Christine ressort chez Carlotta dans un rutilant coffret ultra-collector: l’un des films les plus bizarroïdes de la carrière de Big John, adapté d’un Stephen King alors en pleine bourre.

PAR GAUTIER ROOS

Arnie est un adolescent timide et complexé. Un jour, il fait la rencontre de Christine, une Plymouth Fury de 1958 en piteux état, et décide de l’acheter. Lorsque la voiture retrouve une seconde jeunesse, le comportement d’Arnie se met à changer. Désormais sûr de lui, en couple avec la plus belle fille du lycée, il reste néanmoins obsédé par Christine. Quiconque osera se mettre en travers de leur chemin devra en payer le prix fort…

Sans s’ingénier à jouer les petits malins naviguant à contre-courant (“c’est le MEILLEUR FILM de John Carpenter“), reconnaissons quand même que la réputation de Christine n’est pas à la hauteur. Les salles oublient de le programmer lorsqu’elles consacrent le cinéaste désormais unanimement adulé (y compris chez n’importe quel fémisard, c’est dire le chemin parcouru). Le film fait bien souvent partie des Carpenter qu’on découvre en dernier, relégué loin derrière les morceaux de bravoure horrifiques et les affres de Snake Plissken: l’auteur de ces lignes ne déroge pas à la règle, et se réjouit qu’un éditeur investisse tant d’énergie et d’efforts dans des films longtemps éclipsés par une filmographie trop scintillante.

Pas vraiment un film d’horreur, pas vraiment un teen movie, le film se situe à l’intersection des deux: littéralement un réservoir à pulsions qui ne demande qu’à s’exprimer. Le film flanque toute sa dimension libidinale sur ce bolide féminin, mal traité par la gent masculine (voyez sa réaction quand les hommes tentent de la pénétrer, ou qu’un un tractopelle tente – ALERTE SPOILER – de la… sodomiser). Christine n’hésitera pas non plus à “étrangler” celle qu’elle considère sa rivale: l’analogie avec la télékinésie vengeresse de Carrie (1976) est toute trouvée, mais le film de Carpenter est peut-être un peu plus retors encore, en cela qu’il respire les fesses à chaque plan sans jamais défroquer ses personnages ou guetter la traditionnelle scène d’inauguration nuptiale.

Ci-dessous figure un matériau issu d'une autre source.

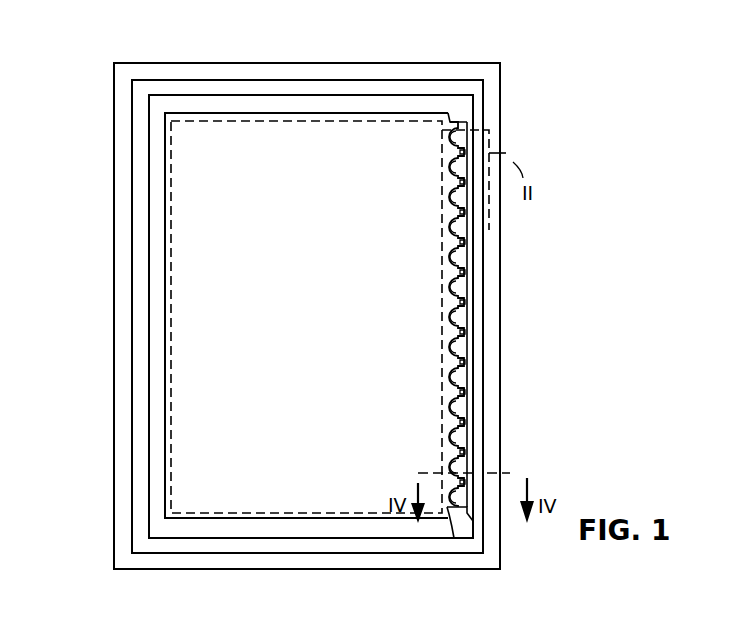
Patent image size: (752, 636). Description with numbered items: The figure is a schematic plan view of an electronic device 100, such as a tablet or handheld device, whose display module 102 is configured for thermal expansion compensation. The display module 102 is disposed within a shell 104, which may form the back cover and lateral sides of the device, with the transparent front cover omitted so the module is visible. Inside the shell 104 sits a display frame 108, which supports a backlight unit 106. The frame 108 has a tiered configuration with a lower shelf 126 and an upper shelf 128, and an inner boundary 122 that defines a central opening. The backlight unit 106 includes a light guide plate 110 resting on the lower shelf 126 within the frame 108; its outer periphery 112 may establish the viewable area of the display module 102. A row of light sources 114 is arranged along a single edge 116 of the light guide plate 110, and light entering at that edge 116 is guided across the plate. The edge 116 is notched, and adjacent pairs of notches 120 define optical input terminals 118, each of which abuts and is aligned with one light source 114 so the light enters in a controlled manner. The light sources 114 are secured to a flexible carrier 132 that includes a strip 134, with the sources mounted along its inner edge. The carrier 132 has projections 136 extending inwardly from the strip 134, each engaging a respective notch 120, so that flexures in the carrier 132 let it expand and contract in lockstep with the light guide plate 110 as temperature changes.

The electronic device 100 is at (530, 56).
The display module 102 is at (384, 77).
The shell 104 is at (491, 121).
The backlight unit 106 is at (457, 104).
The display frame 108 is at (295, 80).
The light guide plate 110 is at (326, 308).
The outer periphery 112 is at (166, 311).
The light sources 114 is at (460, 326).
The edge 116 is at (452, 513).
The optical input terminals 118 is at (450, 289).
The notches 120 is at (464, 245).
The inner boundary 122 is at (173, 269).
The lower shelf 126 is at (155, 237).
The upper shelf 128 is at (134, 200).
The flexible carrier 132 is at (466, 388).
The strip 134 is at (468, 515).
The projections 136 is at (460, 404).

Mais si Christine rutile autant chez nous, c’est peut-être pour son incroyable prescience de ce que seront les années 80, cette résurrection sidérante et amnésique des années 50 (bagnole + famille + rock’n’roll). Le film se déroule fin 1978 mais biffe absolument toute référence aux seventies, et postule ainsi que la décennie tout juste écoulée n’existe pas: la vrai terreur du film, c’est cette piteuse Plymouth de 1958 capable de s’auto-réparer et d’imposer littéralement la restauration, bombant fièrement les jantes, à l’image d’une époque carburant artificiellement aux stéroïdes reaganiens. Jusque dans son ultime plan: God I hate rock’n’roll!

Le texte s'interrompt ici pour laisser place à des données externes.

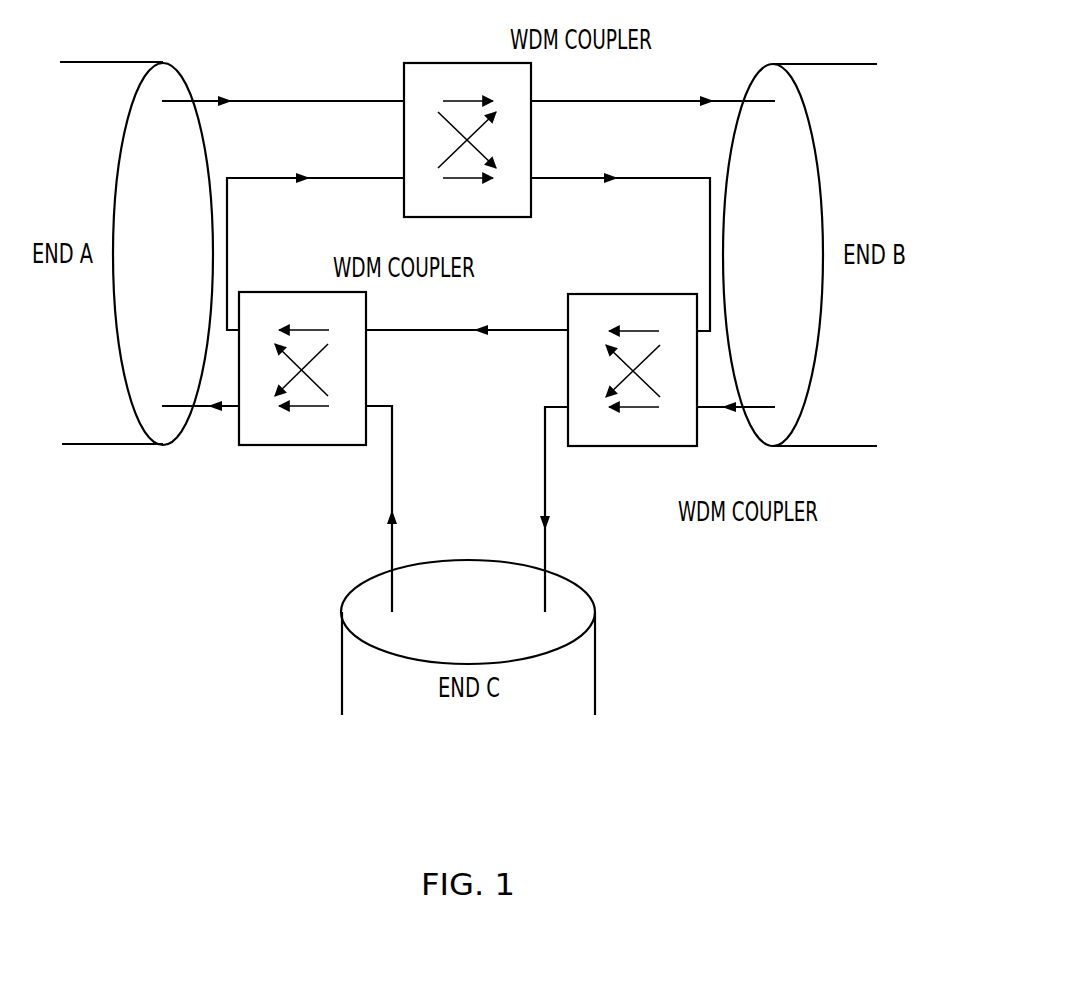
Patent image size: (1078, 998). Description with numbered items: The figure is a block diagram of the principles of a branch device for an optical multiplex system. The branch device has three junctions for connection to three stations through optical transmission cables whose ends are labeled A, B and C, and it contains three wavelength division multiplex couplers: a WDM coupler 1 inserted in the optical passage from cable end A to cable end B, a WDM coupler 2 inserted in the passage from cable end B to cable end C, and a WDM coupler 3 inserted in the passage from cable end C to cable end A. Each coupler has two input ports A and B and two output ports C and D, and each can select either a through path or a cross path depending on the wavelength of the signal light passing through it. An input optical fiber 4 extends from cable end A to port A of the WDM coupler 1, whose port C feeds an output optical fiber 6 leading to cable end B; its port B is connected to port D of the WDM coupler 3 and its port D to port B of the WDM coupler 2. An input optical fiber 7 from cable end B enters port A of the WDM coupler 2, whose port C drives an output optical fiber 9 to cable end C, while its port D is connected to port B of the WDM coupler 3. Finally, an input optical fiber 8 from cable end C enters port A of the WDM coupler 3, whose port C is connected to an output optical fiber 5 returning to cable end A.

The WDM coupler 1 is at (447, 63).
The WDM coupler 2 is at (633, 446).
The WDM coupler 3 is at (279, 292).
The input optical fiber 4 is at (286, 101).
The output optical fiber 5 is at (228, 412).
The output optical fiber 6 is at (641, 101).
The input optical fiber 7 is at (737, 412).
The input optical fiber 8 is at (389, 492).
The output optical fiber 9 is at (545, 490).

Comme toujours avec ses coffrets ultra collector, Carlotta a vu les choses en grand: nouvelle restauration 4K, le making-of bien fichu de Laurent Bouzereau, un commentaire audio signé Big John et son comédien principal Keith Gordon, une vingtaine de scènes coupées, et surtout ce gros bouquin de Lee Gambin qui décrypte scène par scène les moments clefs du film, recueillant à chaque fois l’éclairage de l’équipe du film (jusqu’aux figurants). Seule petite réserve sur le présent ouvrage: une traduction depuis l’australien pas toujours heureuse… Bonus pour les heureux propriétaires d’un lecteur blu-ray: la masterclass donnée lors de la réception du Carrosse d’or à la dernière Quinzaine, animée par Katell Quillévéré et un certain Yann Gonzalez <3.